The truck rolls off the assembly line identical every time. Personalization starts after delivery, not during. An SUV conversion kit, which adds seating for up to five passengers, can be ordered and flat-packed to your door, then installed yourself or through any of the over 4,000 independent service shops in the Repair Pal network that Slate has partnered with. Slate explicitly permits DIY warranty repairs, which is rare in the industry. The Slate app surfaces diagnostic codes directly to the owner so you know what's wrong before you take it anywhere. The body is glass-filled composite, chosen for durability and to eliminate the corrosion question entirely. Jeff Bezos and Mark Walter are among the early investors. The company took over 150,000 reservations following its April 2025 public reveal without a single dealer or marketing campaign behind it.

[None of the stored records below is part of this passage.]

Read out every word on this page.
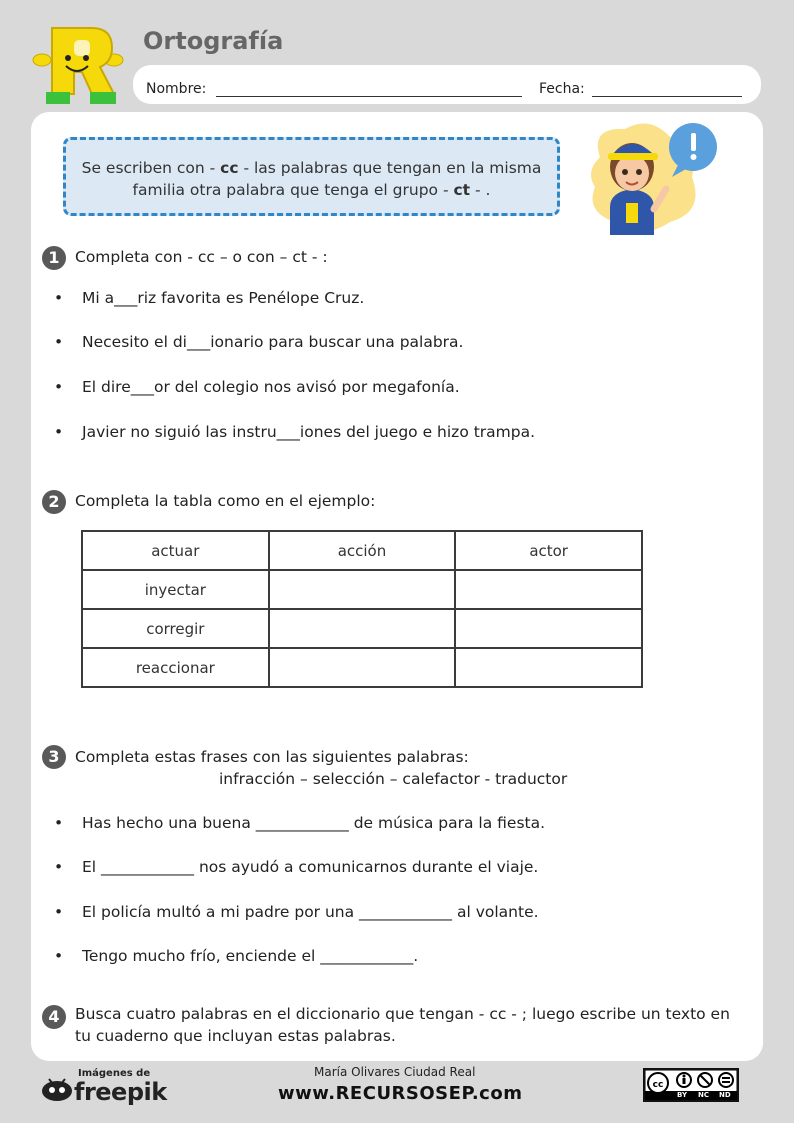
Ortografía
Nombre:	Fecha:
Se escriben con - cc - las palabras que tengan en la misma
familia otra palabra que tenga el grupo - ct - .
1 Completa con - cc – o con – ct - :
• Mi a___riz favorita es Penélope Cruz.
• Necesito el di___ionario para buscar una palabra.
• El dire___or del colegio nos avisó por megafonía.
• Javier no siguió las instru___iones del juego e hizo trampa.
2 Completa la tabla como en el ejemplo:
actuar	acción	actor
inyectar		
corregir		
reaccionar		
3 Completa estas frases con las siguientes palabras:
infracción – selección – calefactor - traductor
• Has hecho una buena ____________ de música para la fiesta.
• El ____________ nos ayudó a comunicarnos durante el viaje.
• El policía multó a mi padre por una ____________ al volante.
• Tengo mucho frío, enciende el ____________.
4 Busca cuatro palabras en el diccionario que tengan - cc - ; luego escribe un texto en
tu cuaderno que incluyan estas palabras.
Imágenes de
freepik
María Olivares Ciudad Real
www.RECURSOSEP.com	cc
BY NC ND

The platform Slate calls the "slateboard" sits somewhere between a conventional unibody and a body-on-frame design, with the battery mounted low in the center for a lower center of gravity. The motor drives the rear wheels only. There is no adjustable regenerative braking. The truck bed measures 4 by 5 feet and is designed to handle 4 by 8 sheet materials. The load height was deliberately kept low for easier access, particularly for shorter drivers. The front axle runs five lug nuts per hub, which raises the question of a future all-wheel-drive variant. Slate declined to confirm it, but Leno noticed and asked directly. Sales are direct-to-consumer, one price for all buyers, no dealer network and no opportunity for markup. The factory itself is a former Sears catalog printing facility that once employed around 2,000 people. Slate aims to reach the same headcount when full production runs.
Bottom line: A sub-$25,000 electric truck, built in the US, with right-to-repair designed in from the start is a meaningful thing if Slate can actually deliver it at scale. The prototype feels intentionally basic rather than unfinished, and 150,000 reservations suggest buyers are willing to wait. Deliveries are still roughly a year out from when this video was filmed.